In July 2007, Jaxon-Bear was discovered to have fractures in his spine and a broken rib. He was diagnosed with last stage multiple myeloma and given a maximum of three years to live. Since he was diagnosed as a non-genetic inheritor of the disease, his exposure during 9/11 may have been a causal factor.
Jaxon-Bear was recommended to put his medical care in the hands of Bart Barlogie, a doctor originally from Heidelberg. Barlogie was the leader in the field at that time and immediately put Jaxon-Bear on an experimental protocol with two stem cell transplants and years of the heaviest chemotherapy. This saved his life but did not get rid of the cancer. In 2018, he qualified to try a new class of drugs that target the specific gene deletions that causes the cancer. Within six months his blood work returned to normal and he is now in full remission.

Affair

In October 2005, Jaxon-Bear admitted to his wife Gangaji that he had recently ended a three-year affair with an adult female student who was at the time employed as the executive director of his organization, the Leela Foundation. After a brief separation, Jaxon-Bear and Gangaji reconciled in December 2005. In October 2006, he disclosed the extramarital relationship to the Gangaji Foundation board of directors and staff. Following the disclosure, Jaxon-Bear publicly apologized for the pain he had caused his wife, the woman he became involved with, and his community. At that time, Jaxon-Bear resigned from teaching. He and Gangaji held open meetings to heal the wounds experienced in their spiritual community, as well as holding retreats on the subjects of disillusionment, betrayal and relationship.

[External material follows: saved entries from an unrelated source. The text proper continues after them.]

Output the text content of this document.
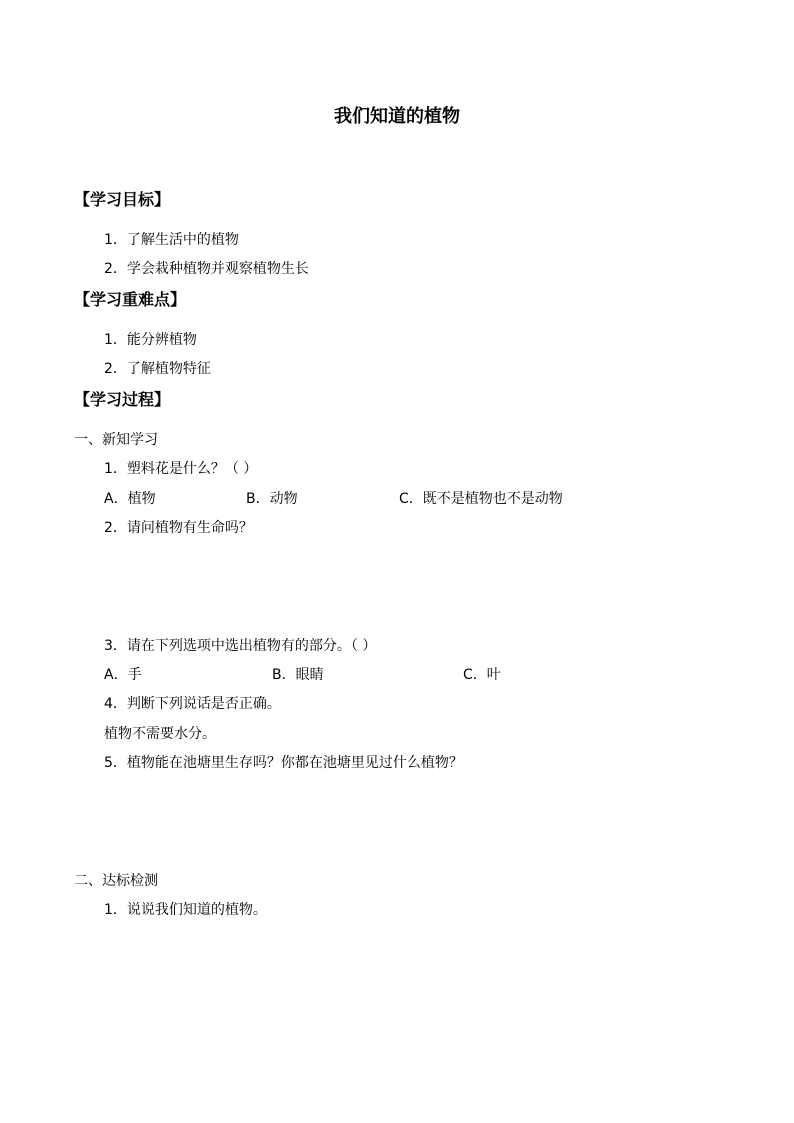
我们知道的植物
【学习目标】
1．了解生活中的植物
2．学会栽种植物并观察植物生长
【学习重难点】
1．能分辨植物
2．了解植物特征
【学习过程】
一、新知学习
1．塑料花是什么？（ ）
A．植物	B．动物	C．既不是植物也不是动物
2．请问植物有生命吗？
3．请在下列选项中选出植物有的部分。（ ）
A．手	B．眼睛	C．叶
4．判断下列说话是否正确。
植物不需要水分。
5．植物能在池塘里生存吗？你都在池塘里见过什么植物？
二、达标检测
1．说说我们知道的植物。
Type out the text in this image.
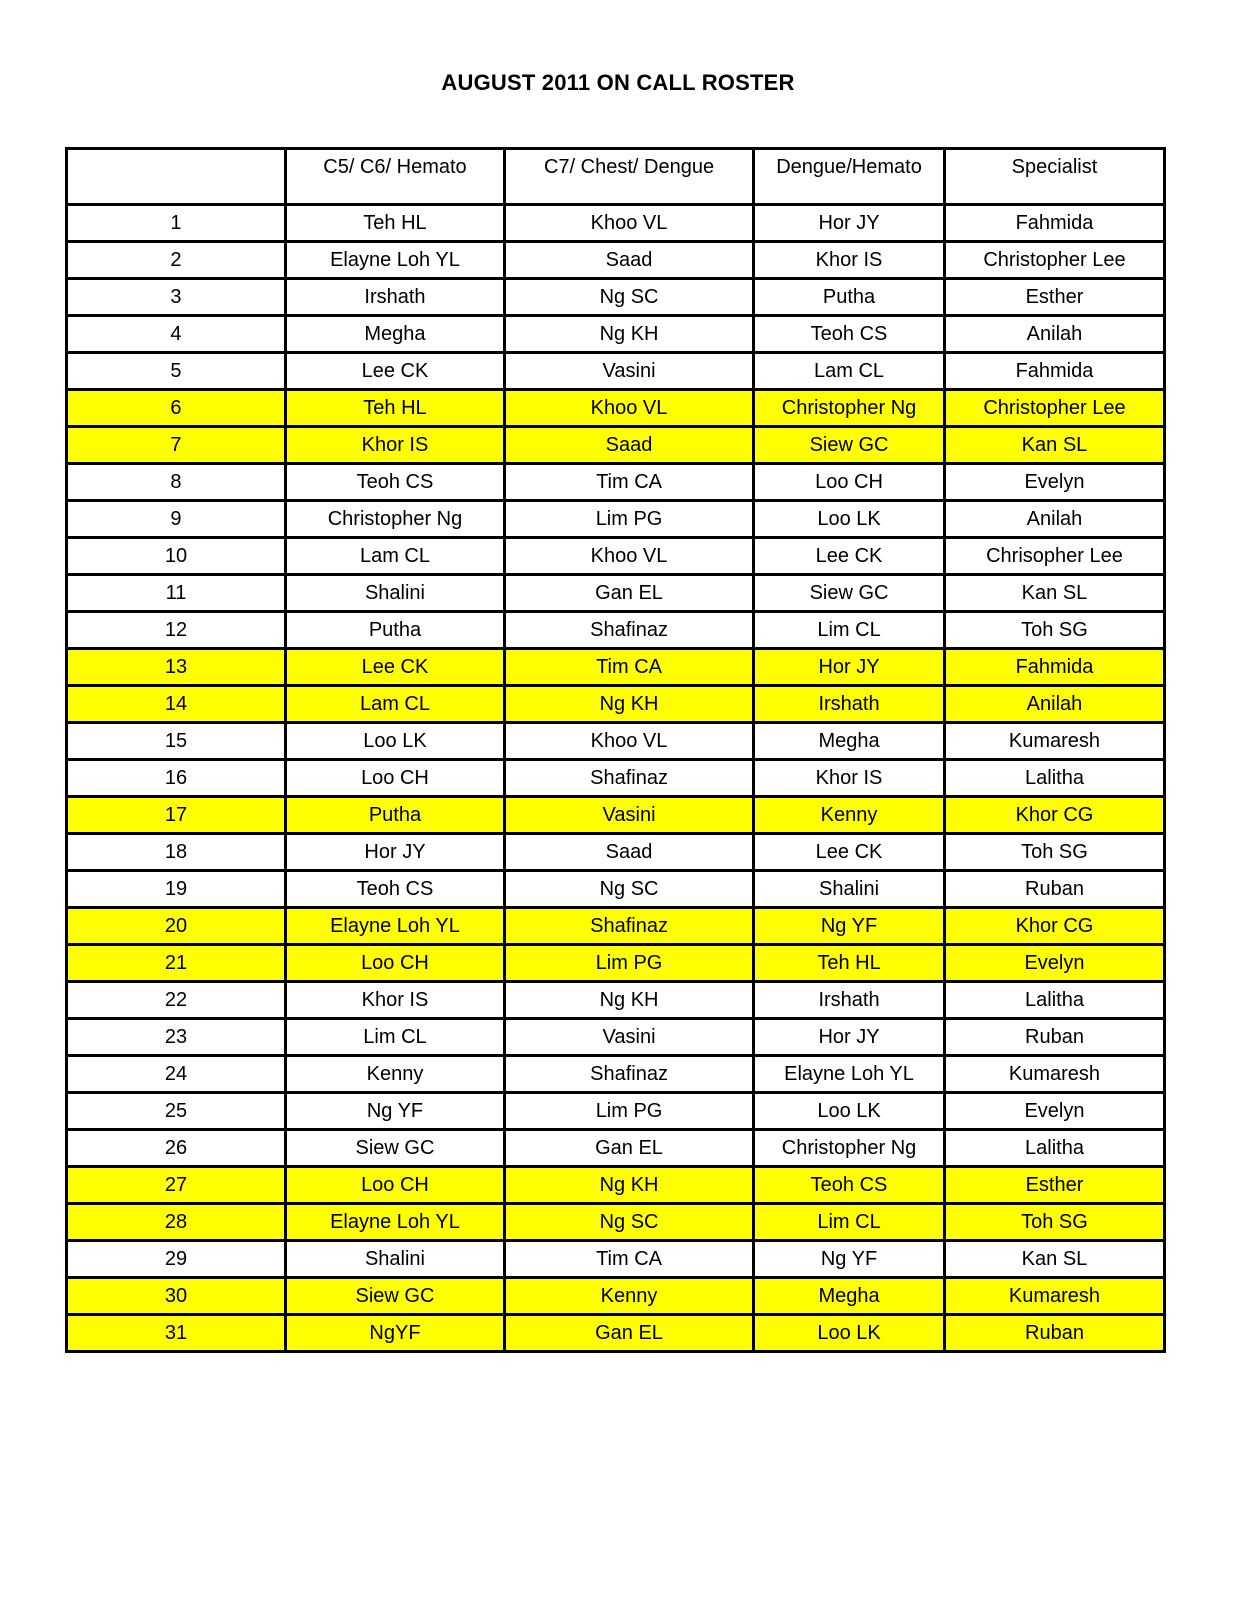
AUGUST 2011 ON CALL ROSTER
	C5/ C6/ Hemato	C7/ Chest/ Dengue	Dengue/Hemato	Specialist
1	Teh HL	Khoo VL	Hor JY	Fahmida
2	Elayne Loh YL	Saad	Khor IS	Christopher Lee
3	Irshath	Ng SC	Putha	Esther
4	Megha	Ng KH	Teoh CS	Anilah
5	Lee CK	Vasini	Lam CL	Fahmida
6	Teh HL	Khoo VL	Christopher Ng	Christopher Lee
7	Khor IS	Saad	Siew GC	Kan SL
8	Teoh CS	Tim CA	Loo CH	Evelyn
9	Christopher Ng	Lim PG	Loo LK	Anilah
10	Lam CL	Khoo VL	Lee CK	Chrisopher Lee
11	Shalini	Gan EL	Siew GC	Kan SL
12	Putha	Shafinaz	Lim CL	Toh SG
13	Lee CK	Tim CA	Hor JY	Fahmida
14	Lam CL	Ng KH	Irshath	Anilah
15	Loo LK	Khoo VL	Megha	Kumaresh
16	Loo CH	Shafinaz	Khor IS	Lalitha
17	Putha	Vasini	Kenny	Khor CG
18	Hor JY	Saad	Lee CK	Toh SG
19	Teoh CS	Ng SC	Shalini	Ruban
20	Elayne Loh YL	Shafinaz	Ng YF	Khor CG
21	Loo CH	Lim PG	Teh HL	Evelyn
22	Khor IS	Ng KH	Irshath	Lalitha
23	Lim CL	Vasini	Hor JY	Ruban
24	Kenny	Shafinaz	Elayne Loh YL	Kumaresh
25	Ng YF	Lim PG	Loo LK	Evelyn
26	Siew GC	Gan EL	Christopher Ng	Lalitha
27	Loo CH	Ng KH	Teoh CS	Esther
28	Elayne Loh YL	Ng SC	Lim CL	Toh SG
29	Shalini	Tim CA	Ng YF	Kan SL
30	Siew GC	Kenny	Megha	Kumaresh
31	NgYF	Gan EL	Loo LK	Ruban
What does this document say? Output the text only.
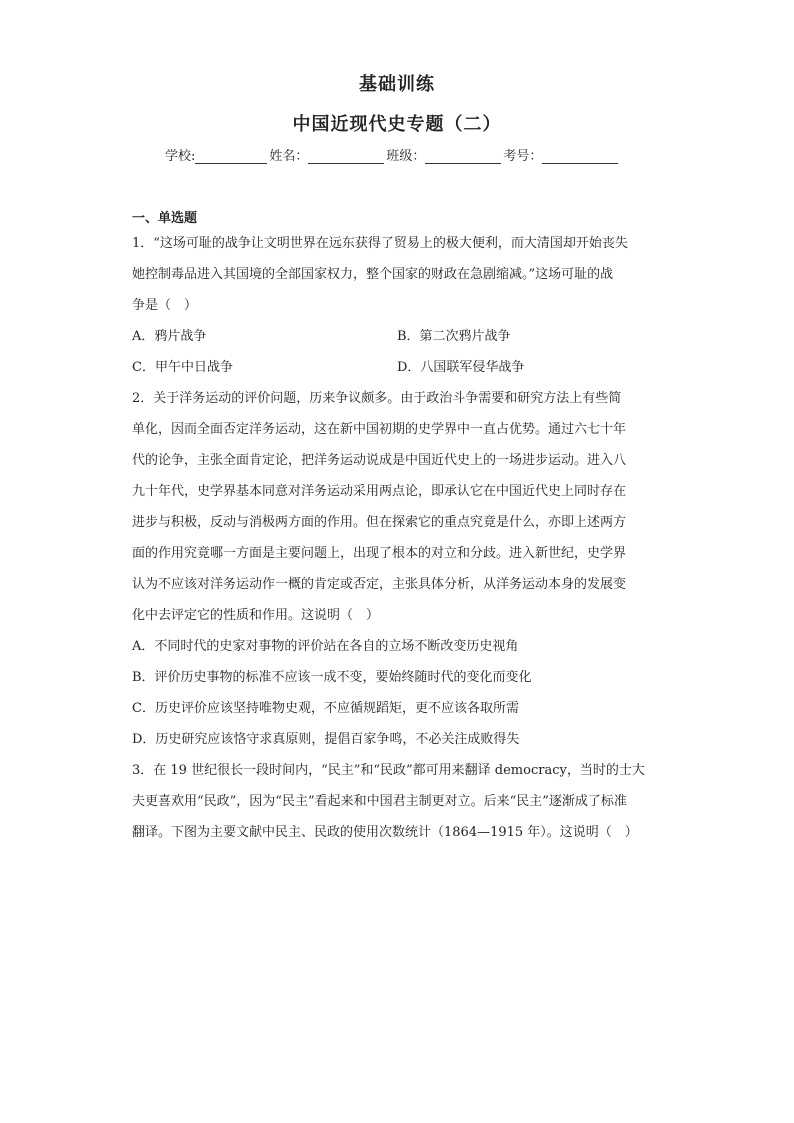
基础训练
中国近现代史专题（二）
学校:	姓名：	班级：	考号：
一、单选题
1．“这场可耻的战争让文明世界在远东获得了贸易上的极大便利，而大清国却开始丧失
她控制毒品进入其国境的全部国家权力，整个国家的财政在急剧缩减。”这场可耻的战
争是（　）
A．鸦片战争	B．第二次鸦片战争
C．甲午中日战争	D．八国联军侵华战争
2．关于洋务运动的评价问题，历来争议颇多。由于政治斗争需要和研究方法上有些简
单化，因而全面否定洋务运动，这在新中国初期的史学界中一直占优势。通过六七十年
代的论争，主张全面肯定论，把洋务运动说成是中国近代史上的一场进步运动。进入八
九十年代，史学界基本同意对洋务运动采用两点论，即承认它在中国近代史上同时存在
进步与积极，反动与消极两方面的作用。但在探索它的重点究竟是什么，亦即上述两方
面的作用究竟哪一方面是主要问题上，出现了根本的对立和分歧。进入新世纪，史学界
认为不应该对洋务运动作一概的肯定或否定，主张具体分析，从洋务运动本身的发展变
化中去评定它的性质和作用。这说明（　）
A．不同时代的史家对事物的评价站在各自的立场不断改变历史视角
B．评价历史事物的标准不应该一成不变，要始终随时代的变化而变化
C．历史评价应该坚持唯物史观，不应循规蹈矩，更不应该各取所需
D．历史研究应该恪守求真原则，提倡百家争鸣，不必关注成败得失
3．在 19 世纪很长一段时间内，“民主”和“民政”都可用来翻译 democracy，当时的士大
夫更喜欢用“民政”，因为“民主”看起来和中国君主制更对立。后来“民主”逐渐成了标准
翻译。下图为主要文献中民主、民政的使用次数统计（1864—1915 年）。这说明（　）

Subsequently, in an interview with Bertrand Coquoz of Wegweiser Magazin in Germany, Jaxon-Bear said of his affair, "My worst mistake thus far in this flawed life was allowing myself to be in an intimate relationship with two women at the same time. They were the two loves of my life and they both loved me deeply and truly. But it was an impossible situation for all three of us. I caused suffering to the two people that I loved most deeply. That first mistake led to my lying about my affair. This was a great mistake. I had never lied to my partner over our thirty years together and it was a terrible mistake. It was shocking to see that I was capable of this. Bearing having caused suffering and falling into the trap of lying was the greatest pain that I have ever experienced in my life. It burned a holy fire in a place that had not yet burned. As I tried to satisfy my obligations to both my partner and my lover I continued to make many mistakes."